Bab 21: Kode Merah dari Bawah Tanah
SubRosa bergetar seakan ada sesuatu yang hendak bangkit dari perut bumi. Odo dan Rere berlari di lorong yang penuh lampu strobo merah. Suara alarm meraung seperti lolongan binatang liar—memekakkan, menyesakkan.
"Ini bukan simulasi," gumam Rere sambil membuka sistem kunci keamanan. "Kelas Merah artinya ancaman internal. Sesuatu yang udah aktif di dalam sini."
"Siapa yang bisa aktifin kelas Merah selain pengurus?" tanya Odo.
Rere menoleh cepat. "Itu masalahnya—gak ada yang bisa… kecuali lo."
Odo berhenti sejenak. "Apa maksud lo?"
"Database lama SubRosa nyimpan sidik identitas berdasarkan frekuensi bioenergi. Satu-satunya yang punya akses tingkat paling tinggi selain para pendiri adalah lo, Odo. Subjek N-01."
Langkah mereka terhenti saat tiba di pintu gerbang bawah tanah. Angin dingin keluar dari celah pintu yang terbuka setengah. Aroma besi tua dan debu memenuhi udara. Dalam kegelapan, mereka melihat… sosok.
Terlilit kabel. Tubuh seperti manusia, tapi wajahnya tertutup helm putih tanpa ekspresi.
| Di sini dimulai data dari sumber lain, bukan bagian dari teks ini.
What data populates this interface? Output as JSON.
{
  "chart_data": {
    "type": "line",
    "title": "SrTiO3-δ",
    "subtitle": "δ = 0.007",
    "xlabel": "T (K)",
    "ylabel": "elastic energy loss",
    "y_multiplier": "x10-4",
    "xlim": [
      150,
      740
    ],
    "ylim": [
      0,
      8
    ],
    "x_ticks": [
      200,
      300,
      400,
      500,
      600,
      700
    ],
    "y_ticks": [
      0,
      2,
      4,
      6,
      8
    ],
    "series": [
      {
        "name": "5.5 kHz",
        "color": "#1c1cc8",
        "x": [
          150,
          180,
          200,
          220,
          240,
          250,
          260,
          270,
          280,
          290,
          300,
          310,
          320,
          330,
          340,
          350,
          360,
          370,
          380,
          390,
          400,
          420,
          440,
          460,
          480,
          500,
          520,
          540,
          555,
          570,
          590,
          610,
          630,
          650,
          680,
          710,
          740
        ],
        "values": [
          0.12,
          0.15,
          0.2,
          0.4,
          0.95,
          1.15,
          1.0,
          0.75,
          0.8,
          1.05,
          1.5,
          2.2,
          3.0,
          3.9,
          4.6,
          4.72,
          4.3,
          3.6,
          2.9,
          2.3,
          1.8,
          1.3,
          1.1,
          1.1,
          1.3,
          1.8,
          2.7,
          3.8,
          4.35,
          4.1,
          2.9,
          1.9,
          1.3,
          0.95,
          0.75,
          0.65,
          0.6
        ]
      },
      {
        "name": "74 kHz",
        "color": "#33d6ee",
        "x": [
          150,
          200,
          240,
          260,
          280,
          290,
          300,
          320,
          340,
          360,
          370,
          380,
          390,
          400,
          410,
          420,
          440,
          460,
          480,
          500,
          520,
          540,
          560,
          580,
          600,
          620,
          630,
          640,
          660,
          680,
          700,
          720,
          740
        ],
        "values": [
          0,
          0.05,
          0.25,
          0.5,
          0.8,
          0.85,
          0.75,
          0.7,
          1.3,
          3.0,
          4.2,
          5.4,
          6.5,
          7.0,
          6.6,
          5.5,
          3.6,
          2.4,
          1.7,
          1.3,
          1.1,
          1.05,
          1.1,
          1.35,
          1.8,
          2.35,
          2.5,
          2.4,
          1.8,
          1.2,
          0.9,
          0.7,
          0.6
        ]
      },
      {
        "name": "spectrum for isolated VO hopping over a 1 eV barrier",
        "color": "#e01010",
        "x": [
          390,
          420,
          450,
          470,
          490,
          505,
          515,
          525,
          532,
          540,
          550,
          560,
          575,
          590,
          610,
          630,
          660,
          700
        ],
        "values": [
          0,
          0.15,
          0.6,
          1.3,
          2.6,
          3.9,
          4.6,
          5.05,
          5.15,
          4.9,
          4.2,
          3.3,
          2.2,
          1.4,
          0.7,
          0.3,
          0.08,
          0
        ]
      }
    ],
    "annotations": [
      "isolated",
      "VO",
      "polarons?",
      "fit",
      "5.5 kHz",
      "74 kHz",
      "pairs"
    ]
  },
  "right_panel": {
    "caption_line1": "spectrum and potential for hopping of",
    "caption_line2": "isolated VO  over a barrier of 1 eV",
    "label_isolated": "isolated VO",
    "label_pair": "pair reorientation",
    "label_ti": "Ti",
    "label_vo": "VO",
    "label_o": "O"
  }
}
Di dadanya, ada lambang yang pernah Odo lihat di mimpi-mimpinya—huruf A yang terukir di atas segitiga.
"Siapa itu?" tanya Odo dengan suara nyaris tak terdengar.
Rere membuka sistem pengenal visual.
> Subjek teridentifikasi: N-04. Status: Gagal. Dibuang. Reaktivasi: Tidak Resmi.
"N-04?" Odo menatap ngeri. "Itu…?"
"Prototipe sebelum lo," jawab Rere cepat. "Harusnya dia mati."
Sosok itu mengangkat kepalanya perlahan. Matanya menyala biru muda.
"Objek hidup terdeteksi: N-01. Prioritas: Eliminasi."
Dalam sekejap, N-04 menyerang. Rere terpental menabrak tembok—tak sadarkan diri. Odo menahan serangan berikutnya dengan susah payah. Tinju dan tendangan beradu, gesit dan brutal. Tapi berbeda dari sebelumnya, Odo tak menahan diri.
Dia mendorong N-04 dengan tendangan memutar. Dinding retak. Odo menggertakkan gigi.
"Kalau lo prototipe sebelumnya… kenapa gue harus takut?"
N-04 bergerak lebih cepat dari dugaan. Dalam satu ayunan tangan, ia menghantam Odo ke lantai. Tapi Odo melompat bangkit. Wajahnya kini dingin, tak ada senyum atau kelakar.
Serangan balik Odo kini tajam dan presisi. Setiap pukulan membawa getaran, membelah udara. N-04 mulai mundur.
Namun, tiba-tiba…
Dua sosok lain muncul dari bayang-bayang.
Salah satunya mengenakan jas putih, dengan helm kaca di wajah. Satunya lagi… mengenakan topeng hitam—orang bertopeng itu.
"Malam ini, semuanya dimulai lagi," ujar si orang bertopeng, suaranya terdistorsi. "Dan lo, Odo, lo harus milih: bertahan… atau runtuh."
Odo berdiri, napasnya berat.
"Kalau gue harus runtuh, gue pastiin gue bawa kalian jatuh juga."